Dés demain, je m’engage à être un homme heureux :

nourrir les chevaux, fendre le bois, parcourir le monde

dès demain, j’aurai souci du grain et des légumes

je possèderai une maison, face à la mer

au printemps doux s’ouvrent les fleurs

 

dès demain j’écrirai à tous mes proches,

je leur dirai mon bonheur

ce que les foudres de cette félicité m’ont dit

à chaque homme je le dirai

 

pour chaque rivière, pour chaque montagne je choisirai

un nom qui tiendra chaud

Etranger ! sur toi aussi je porte ma faveur

je te souhaiterai un avenir éclatant,

que la vie te destine à celle que tu aimes,

qu’en ce monde de poussière tu captures le bonheur

 

pour moi, je veux seulement que face à la mer

au printemps doux s’ouvrent les fleurs.

 

 

Bertrand Mialaret

 

  • « Over Autumn Rooftops », poems by Hai Zi, translated by Dan Murphy, Host Publications, 2010, 270 pages.
  • “Ripened Wheat”, selected poems by Hai Zi, translated by Ye Chun.

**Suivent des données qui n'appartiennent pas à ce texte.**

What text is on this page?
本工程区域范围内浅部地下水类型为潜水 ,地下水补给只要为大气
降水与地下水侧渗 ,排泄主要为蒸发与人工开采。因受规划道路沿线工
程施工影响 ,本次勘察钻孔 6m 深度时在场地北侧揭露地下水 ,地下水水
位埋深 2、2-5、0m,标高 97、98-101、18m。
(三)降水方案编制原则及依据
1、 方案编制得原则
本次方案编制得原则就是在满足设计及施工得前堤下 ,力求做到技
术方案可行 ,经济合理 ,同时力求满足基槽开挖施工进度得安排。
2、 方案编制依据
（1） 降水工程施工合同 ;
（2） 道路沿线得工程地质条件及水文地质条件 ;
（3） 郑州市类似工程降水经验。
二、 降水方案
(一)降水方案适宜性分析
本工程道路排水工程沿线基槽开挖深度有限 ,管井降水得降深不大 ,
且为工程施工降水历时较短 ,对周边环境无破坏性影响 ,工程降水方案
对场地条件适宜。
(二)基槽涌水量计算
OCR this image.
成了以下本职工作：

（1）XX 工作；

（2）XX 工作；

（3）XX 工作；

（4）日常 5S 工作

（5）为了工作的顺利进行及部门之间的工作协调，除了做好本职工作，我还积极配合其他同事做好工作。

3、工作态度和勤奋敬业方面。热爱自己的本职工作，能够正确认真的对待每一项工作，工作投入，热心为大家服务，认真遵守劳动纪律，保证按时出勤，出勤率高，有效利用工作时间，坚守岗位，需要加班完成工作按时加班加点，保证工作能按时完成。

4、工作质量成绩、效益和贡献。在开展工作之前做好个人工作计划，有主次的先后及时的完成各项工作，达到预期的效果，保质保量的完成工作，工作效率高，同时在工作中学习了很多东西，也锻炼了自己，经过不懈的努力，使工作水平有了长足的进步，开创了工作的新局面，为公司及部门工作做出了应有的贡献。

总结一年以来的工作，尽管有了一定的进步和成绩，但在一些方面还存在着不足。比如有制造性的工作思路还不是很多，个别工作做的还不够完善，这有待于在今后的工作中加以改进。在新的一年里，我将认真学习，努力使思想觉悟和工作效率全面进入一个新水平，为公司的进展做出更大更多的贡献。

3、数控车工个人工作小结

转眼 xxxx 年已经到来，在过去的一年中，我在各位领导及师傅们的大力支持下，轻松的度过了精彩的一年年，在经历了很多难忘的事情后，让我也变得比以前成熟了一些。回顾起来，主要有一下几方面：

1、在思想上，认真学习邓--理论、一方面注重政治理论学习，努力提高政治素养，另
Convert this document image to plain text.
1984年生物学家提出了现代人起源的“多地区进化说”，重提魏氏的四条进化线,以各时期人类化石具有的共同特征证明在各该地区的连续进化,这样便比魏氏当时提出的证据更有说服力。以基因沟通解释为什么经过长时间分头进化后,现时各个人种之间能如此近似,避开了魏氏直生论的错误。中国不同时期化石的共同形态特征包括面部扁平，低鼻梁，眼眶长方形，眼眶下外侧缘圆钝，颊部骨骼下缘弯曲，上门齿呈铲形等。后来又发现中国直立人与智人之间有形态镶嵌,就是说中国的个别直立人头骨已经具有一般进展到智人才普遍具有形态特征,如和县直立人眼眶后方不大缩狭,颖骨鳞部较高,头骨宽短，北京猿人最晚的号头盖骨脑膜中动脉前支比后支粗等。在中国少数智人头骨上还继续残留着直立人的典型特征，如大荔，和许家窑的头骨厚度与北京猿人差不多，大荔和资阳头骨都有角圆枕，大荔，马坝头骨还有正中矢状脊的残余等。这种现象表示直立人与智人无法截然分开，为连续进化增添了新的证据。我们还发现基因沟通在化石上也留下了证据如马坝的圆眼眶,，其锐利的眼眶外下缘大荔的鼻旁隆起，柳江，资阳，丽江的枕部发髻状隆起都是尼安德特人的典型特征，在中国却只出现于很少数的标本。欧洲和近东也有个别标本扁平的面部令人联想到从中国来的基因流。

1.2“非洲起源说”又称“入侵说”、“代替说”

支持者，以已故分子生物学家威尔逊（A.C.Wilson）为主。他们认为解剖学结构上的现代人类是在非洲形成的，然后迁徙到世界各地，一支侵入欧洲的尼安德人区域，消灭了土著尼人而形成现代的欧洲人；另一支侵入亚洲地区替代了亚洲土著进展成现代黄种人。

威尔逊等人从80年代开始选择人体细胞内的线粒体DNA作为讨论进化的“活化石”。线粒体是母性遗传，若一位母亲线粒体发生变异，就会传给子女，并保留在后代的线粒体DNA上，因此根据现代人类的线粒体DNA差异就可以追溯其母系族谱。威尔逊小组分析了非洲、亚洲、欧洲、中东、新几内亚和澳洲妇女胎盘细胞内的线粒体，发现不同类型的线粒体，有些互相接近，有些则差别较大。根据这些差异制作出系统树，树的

The Bitter Oleander Press; 2015, 200 pages.
  • “Anthologie de la poésie chinoise”, publiée sous la direction de Rémi Mathieu. Gallimard, la Pléiade ; février 2015, 1600 pages
  • « Le Ciel en Fuite », Anthologie de la nouvelle poésie chinoise, établie et traduite par Chantal Chen-Andro (et Martine Vallette-Hemery pour Taiwan). Circé 2004, 390 pages.
  • « Le Cygne », p. 180, traduit par Romain Graziani. Anthologie Circé 2004.
  • « Face à la mer », p.182, traduit par Romain Graziani. Anthologie Circé 2004.